I’m an Computer Engineering undergraduate student at Pune Institute of Computer Technology, Pune, India. I’m interested in contributing to the Replace backends with xarray project.I’ve been working in python since last 2 years. I’m familiar with general computing libraries in python such as pandas, numpy, scikit and also familiar jupyter notebook , git. I’d love to work on this. I went through backend files (base,ndarray,tracetab).
Tagging prospective mentors @RavinKumar and @colcarroll.
It may also be interesting to take a look at the discussions in Feature request: Named RV dimensions · Issue #4565 · pymc-devs/pymc3 · GitHub and shape vs size keyword argument · Issue #4552 · pymc-devs/pymc3 · GitHub.
As the project idea is not very detailed, I just want to add that the computational backend for pymc3>=4.0 is and will be Aesara, and implementing this new xarray backed backend will not change that. What I still personally don’t know is is how should we go about implementing that. I see two main paths we could take, each with its own pros and cons.

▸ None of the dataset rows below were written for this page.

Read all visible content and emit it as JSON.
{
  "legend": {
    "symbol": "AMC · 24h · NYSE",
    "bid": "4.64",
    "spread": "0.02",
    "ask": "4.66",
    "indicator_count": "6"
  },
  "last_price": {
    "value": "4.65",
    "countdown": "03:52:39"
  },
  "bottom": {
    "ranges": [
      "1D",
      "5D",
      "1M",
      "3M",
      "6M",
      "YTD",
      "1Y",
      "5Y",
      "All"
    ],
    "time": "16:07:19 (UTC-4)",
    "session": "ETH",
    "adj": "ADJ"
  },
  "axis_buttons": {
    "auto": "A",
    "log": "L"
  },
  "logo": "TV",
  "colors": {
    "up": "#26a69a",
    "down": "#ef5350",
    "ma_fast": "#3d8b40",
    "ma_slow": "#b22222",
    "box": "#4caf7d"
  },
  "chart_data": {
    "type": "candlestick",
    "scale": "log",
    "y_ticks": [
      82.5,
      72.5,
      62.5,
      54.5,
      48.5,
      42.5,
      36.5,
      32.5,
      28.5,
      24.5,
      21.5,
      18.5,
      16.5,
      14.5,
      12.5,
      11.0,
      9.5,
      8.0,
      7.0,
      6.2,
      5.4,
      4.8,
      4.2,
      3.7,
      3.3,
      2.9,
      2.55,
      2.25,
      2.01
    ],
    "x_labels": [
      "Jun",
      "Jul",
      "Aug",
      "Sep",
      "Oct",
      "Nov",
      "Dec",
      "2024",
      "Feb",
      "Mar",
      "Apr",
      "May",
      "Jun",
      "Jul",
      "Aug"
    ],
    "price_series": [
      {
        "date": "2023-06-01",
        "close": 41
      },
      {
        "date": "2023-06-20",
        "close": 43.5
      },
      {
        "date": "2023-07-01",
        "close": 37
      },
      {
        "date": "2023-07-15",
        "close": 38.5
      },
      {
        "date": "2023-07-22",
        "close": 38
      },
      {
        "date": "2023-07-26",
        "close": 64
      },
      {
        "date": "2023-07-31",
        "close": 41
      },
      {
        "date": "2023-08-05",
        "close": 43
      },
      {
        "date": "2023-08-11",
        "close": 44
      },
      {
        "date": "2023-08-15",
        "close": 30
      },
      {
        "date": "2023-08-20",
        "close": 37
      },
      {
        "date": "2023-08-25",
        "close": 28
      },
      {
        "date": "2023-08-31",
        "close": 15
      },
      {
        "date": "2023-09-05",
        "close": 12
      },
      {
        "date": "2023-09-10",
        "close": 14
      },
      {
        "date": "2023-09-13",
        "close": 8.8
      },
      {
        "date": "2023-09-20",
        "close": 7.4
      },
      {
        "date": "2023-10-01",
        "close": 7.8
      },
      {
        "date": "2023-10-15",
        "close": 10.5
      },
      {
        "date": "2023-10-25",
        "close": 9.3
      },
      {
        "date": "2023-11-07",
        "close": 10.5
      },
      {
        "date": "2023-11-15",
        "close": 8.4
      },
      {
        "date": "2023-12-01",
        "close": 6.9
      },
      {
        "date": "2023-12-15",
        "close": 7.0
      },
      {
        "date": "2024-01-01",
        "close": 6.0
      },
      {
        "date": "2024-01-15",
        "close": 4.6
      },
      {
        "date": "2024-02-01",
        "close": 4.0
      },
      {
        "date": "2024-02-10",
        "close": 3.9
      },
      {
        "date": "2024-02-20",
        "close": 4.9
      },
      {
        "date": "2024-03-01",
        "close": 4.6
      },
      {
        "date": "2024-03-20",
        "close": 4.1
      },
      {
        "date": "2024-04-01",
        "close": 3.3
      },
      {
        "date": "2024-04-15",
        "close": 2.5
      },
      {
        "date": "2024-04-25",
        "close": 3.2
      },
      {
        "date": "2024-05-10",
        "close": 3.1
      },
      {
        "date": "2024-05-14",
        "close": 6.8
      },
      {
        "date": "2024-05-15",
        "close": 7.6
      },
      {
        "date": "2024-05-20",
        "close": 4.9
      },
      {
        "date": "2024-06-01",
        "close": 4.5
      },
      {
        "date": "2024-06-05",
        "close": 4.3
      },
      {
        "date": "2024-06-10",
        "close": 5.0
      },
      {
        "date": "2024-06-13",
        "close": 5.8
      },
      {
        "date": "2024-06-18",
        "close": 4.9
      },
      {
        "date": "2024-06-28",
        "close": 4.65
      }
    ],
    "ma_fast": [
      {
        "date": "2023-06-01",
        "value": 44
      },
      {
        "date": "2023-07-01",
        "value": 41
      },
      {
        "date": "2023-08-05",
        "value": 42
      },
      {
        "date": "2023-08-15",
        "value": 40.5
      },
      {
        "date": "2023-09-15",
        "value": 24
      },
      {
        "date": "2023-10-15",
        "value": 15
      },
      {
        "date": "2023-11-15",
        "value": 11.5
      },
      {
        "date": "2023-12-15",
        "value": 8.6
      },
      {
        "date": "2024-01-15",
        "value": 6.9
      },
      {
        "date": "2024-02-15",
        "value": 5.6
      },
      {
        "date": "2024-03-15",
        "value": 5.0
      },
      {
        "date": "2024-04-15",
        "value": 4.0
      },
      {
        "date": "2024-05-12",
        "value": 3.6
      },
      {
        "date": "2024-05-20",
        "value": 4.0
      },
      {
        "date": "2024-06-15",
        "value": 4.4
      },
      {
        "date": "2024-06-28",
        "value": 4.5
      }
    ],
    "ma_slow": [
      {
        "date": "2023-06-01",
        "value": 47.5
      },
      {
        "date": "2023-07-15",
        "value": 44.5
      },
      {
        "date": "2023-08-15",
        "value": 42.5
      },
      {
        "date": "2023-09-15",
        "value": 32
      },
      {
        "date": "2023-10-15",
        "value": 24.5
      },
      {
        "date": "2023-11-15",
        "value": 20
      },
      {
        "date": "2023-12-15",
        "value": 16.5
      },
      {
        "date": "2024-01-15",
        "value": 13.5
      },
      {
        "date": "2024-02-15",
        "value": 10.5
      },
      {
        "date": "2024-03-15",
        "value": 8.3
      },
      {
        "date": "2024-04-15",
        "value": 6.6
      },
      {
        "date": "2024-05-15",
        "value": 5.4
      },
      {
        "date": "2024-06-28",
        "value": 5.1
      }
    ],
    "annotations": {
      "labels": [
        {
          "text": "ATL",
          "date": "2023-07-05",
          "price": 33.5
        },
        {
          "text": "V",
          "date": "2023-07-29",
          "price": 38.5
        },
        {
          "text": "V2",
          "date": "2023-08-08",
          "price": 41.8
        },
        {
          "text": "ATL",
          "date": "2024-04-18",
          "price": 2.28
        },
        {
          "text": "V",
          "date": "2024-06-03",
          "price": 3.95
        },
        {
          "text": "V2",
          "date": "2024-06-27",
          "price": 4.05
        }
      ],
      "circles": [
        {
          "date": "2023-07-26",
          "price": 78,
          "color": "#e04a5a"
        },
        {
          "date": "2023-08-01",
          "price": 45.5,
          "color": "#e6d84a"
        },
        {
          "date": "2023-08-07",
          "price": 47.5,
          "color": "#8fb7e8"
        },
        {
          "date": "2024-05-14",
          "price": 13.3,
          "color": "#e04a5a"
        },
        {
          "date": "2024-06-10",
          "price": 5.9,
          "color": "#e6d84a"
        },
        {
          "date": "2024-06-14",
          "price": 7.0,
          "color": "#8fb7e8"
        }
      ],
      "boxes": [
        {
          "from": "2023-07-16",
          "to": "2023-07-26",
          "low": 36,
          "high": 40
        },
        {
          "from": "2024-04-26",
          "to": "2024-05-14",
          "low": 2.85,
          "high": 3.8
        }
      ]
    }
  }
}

One option would be to have all sampling and calculations in pure Aesara, and use xarray to initialize (and preallocate) a dataset when pymc3 starts sampling and have it updated every iteration with the corresponding sampling results. I think this is not too different from what happens now with the current backends, and would have the pro of easily integrating with any xarray backed format, i.e. using dask backed xarray datasets we could probably sample models that don’t fit in memory “easily”.
Another option could be to integrate Aesara as a valid xarray data structure, so that we can do everything with xarray’s api but still using Aesara for the actual calculations. This approach is probably much more complicated to make work, but it could allow natively supporting operations with labeled dims and coords (as discussed in one of the issues above), even if it were only a subset, it would probably still be very powerful.
@OriolAbril Could you please glance at cons of first approach?
The main con would be that having labeled coords and dims would have to be implemented by us instead of using xarray, and the work that this would represent is not only creating but also maintaining it. Another maybe relevant issue: Add named dimensions · Issue #352 · pymc-devs/aesara · GitHub
Note however that all this (now and the post above) is what I expect, I have not tried any of the two approaches so this is basically a guess.